Intrapleural blocks for chest wall surgery

Authors


We read with interest both the description of the serratus plane block [1], and the accompanying editorial [2] in Anaesthesia. The discussion regarding pre-existing regional anaesthetic techniques appropriate for chest wall surgery included mention of interpleural blocks. Despite acknowledging the production of ‘reliable unilateral segmental thoracic analgesia’ [2], interpleural blocks were only briefly referred to and then largely dismissed owing to the lack of published data and a quoted 2% risk of pneumothorax. The pneumothorax risk quoted comes from the review by Dravid and Paul published in Anaesthesia in 2007 [3], in turn obtained from a separate retrospective literature review of 703 cases [4], among which a variety of techniques were used. In fact, Dravid and Paul acknowledged that “the true incidence of pneumothorax may never be known”.
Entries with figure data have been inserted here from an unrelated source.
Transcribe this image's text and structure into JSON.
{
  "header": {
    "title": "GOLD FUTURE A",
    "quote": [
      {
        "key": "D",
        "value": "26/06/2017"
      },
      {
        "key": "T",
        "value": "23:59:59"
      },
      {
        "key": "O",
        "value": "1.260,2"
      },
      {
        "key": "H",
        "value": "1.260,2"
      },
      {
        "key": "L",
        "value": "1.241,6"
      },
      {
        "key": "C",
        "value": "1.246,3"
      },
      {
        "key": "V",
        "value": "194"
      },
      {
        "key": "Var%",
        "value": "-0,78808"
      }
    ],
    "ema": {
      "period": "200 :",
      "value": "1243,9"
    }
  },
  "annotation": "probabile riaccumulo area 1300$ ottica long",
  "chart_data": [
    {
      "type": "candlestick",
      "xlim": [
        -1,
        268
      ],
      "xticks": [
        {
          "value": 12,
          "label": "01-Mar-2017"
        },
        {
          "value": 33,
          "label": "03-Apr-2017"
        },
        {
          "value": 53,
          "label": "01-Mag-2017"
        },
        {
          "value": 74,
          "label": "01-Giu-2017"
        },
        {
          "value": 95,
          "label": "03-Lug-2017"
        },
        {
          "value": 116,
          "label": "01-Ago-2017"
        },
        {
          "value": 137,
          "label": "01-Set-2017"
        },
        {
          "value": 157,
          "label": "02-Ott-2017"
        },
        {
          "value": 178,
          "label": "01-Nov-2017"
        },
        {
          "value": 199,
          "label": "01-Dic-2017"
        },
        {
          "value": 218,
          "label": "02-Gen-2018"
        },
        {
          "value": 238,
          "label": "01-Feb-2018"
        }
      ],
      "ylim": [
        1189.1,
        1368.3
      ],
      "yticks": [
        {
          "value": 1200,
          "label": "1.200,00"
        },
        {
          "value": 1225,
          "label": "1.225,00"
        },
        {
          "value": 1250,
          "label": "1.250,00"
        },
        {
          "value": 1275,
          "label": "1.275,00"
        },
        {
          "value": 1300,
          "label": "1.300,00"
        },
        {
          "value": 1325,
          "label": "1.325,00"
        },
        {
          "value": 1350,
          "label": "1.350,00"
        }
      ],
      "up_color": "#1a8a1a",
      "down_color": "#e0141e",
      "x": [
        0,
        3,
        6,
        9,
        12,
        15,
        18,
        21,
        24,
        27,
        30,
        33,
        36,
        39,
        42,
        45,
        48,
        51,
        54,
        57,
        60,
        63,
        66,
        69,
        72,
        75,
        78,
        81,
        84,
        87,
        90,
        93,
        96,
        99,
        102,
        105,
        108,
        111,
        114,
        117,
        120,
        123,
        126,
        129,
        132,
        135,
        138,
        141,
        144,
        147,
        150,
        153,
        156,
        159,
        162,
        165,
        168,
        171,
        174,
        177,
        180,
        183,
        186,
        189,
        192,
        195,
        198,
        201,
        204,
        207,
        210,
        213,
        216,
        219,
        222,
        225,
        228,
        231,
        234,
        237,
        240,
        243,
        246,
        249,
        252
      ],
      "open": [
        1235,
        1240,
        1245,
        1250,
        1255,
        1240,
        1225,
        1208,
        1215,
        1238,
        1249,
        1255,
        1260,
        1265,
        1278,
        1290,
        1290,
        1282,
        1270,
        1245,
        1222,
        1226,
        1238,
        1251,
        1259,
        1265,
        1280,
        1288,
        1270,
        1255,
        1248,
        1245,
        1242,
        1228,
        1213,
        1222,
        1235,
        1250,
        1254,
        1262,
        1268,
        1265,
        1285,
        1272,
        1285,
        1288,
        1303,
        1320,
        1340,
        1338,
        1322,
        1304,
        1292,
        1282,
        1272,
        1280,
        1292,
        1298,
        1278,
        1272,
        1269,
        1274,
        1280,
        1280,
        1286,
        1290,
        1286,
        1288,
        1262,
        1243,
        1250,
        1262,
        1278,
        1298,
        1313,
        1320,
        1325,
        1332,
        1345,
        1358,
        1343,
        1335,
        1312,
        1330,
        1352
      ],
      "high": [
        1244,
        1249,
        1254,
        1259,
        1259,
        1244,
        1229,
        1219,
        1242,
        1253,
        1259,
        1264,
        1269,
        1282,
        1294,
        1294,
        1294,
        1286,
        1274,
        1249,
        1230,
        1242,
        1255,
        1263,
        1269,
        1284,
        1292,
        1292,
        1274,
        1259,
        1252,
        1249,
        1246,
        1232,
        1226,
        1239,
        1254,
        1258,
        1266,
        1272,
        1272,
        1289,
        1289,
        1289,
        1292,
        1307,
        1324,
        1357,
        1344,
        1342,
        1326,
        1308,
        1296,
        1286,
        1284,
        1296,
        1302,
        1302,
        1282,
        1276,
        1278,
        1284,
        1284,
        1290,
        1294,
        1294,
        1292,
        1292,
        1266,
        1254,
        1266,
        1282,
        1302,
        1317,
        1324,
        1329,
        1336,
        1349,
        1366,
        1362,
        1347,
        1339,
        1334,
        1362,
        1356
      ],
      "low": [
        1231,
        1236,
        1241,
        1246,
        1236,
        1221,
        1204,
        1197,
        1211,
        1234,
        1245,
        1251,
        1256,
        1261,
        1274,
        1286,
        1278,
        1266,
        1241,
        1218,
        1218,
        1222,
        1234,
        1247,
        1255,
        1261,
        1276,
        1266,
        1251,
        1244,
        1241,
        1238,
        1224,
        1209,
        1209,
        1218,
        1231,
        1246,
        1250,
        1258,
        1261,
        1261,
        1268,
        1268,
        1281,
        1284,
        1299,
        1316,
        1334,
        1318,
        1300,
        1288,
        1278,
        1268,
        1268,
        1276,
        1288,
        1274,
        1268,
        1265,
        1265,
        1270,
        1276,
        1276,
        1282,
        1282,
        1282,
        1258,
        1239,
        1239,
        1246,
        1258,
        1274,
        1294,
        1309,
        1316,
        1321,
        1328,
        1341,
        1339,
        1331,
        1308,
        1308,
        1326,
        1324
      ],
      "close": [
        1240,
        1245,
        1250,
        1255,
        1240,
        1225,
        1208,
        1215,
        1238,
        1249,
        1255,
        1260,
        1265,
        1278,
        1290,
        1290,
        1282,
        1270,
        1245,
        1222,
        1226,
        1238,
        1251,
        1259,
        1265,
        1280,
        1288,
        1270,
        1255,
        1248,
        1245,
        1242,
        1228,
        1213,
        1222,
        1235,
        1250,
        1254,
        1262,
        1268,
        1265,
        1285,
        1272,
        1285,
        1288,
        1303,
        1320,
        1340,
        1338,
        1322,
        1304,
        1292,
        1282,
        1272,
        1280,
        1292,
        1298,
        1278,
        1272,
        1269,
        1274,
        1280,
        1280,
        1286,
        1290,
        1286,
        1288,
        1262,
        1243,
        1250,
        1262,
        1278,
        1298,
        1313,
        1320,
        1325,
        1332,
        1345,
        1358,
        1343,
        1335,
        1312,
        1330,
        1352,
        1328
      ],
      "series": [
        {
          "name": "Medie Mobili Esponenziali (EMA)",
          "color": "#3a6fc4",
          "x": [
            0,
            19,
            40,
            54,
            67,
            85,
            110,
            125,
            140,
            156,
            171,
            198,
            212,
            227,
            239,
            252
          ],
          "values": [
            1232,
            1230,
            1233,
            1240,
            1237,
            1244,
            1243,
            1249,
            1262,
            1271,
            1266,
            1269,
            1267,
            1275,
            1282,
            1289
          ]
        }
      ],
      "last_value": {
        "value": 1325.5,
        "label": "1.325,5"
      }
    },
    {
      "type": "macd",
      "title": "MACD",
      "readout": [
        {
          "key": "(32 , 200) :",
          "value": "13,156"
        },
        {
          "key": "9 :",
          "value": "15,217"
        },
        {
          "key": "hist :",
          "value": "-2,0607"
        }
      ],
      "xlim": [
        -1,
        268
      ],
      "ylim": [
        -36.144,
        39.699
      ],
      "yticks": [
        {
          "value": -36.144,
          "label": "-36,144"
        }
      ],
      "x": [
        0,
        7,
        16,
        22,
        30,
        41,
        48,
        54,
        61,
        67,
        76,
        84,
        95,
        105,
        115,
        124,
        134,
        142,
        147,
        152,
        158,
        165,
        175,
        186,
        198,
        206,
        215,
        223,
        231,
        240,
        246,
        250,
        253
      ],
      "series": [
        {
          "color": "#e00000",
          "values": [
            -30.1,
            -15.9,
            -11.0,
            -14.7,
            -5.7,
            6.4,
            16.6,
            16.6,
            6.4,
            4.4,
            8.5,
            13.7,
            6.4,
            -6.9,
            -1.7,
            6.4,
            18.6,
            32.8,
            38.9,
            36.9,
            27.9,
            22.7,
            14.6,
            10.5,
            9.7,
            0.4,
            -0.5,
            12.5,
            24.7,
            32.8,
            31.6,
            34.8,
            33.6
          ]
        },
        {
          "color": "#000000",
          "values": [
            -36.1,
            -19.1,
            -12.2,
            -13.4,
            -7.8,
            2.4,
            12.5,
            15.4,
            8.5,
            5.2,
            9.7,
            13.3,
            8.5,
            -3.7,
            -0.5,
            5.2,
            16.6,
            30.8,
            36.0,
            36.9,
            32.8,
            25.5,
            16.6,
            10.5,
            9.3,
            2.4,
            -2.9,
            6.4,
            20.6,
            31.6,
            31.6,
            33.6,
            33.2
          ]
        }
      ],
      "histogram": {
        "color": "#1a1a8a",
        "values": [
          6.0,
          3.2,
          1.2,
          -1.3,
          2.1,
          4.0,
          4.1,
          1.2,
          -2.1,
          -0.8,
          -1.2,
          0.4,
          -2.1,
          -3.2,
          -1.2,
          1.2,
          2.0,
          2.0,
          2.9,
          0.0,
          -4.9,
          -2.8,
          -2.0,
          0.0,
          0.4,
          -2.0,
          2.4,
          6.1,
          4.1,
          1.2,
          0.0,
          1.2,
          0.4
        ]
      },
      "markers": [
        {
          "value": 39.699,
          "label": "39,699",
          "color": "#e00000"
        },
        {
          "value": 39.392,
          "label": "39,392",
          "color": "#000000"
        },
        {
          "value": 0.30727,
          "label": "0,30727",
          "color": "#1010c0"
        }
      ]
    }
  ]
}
We believe that our hospital has performed the world's largest series of interpleural blocks, more than 7000 performed since 1994. We use the ‘saline infusion technique’ to site interpleural blocks correctly [5, 6]. After the first few hundred patients, our radiology department declined to carry out chest X-rays for each patient because there had been a zero incidence of pneumothorax. Since then, there have been a total of three clinically detectable pneumothoraces (and none in recent years), all of which were attributable to inexperienced trainees' failing to adhere to the method described. None of these cases required treatment beyond supplemental oxygen. The technique is used for all chest wall surgery at our institution, including major breast reconstruction. Suggestions about carrying out randomised controlled trials have been rejected by the surgeons at our hospital because they are already convinced of the benefits from the existing technique. The use of postoperative opioids in these cases is almost non-existent.

It is our belief, therefore, that interpleural block is the ideal regional anaesthetic technique for chest wall surgery. We can only presume that (natural) anxiety about passing a 16-G needle through the parietal pleura has prevented more widespread adoption or studies of this technique.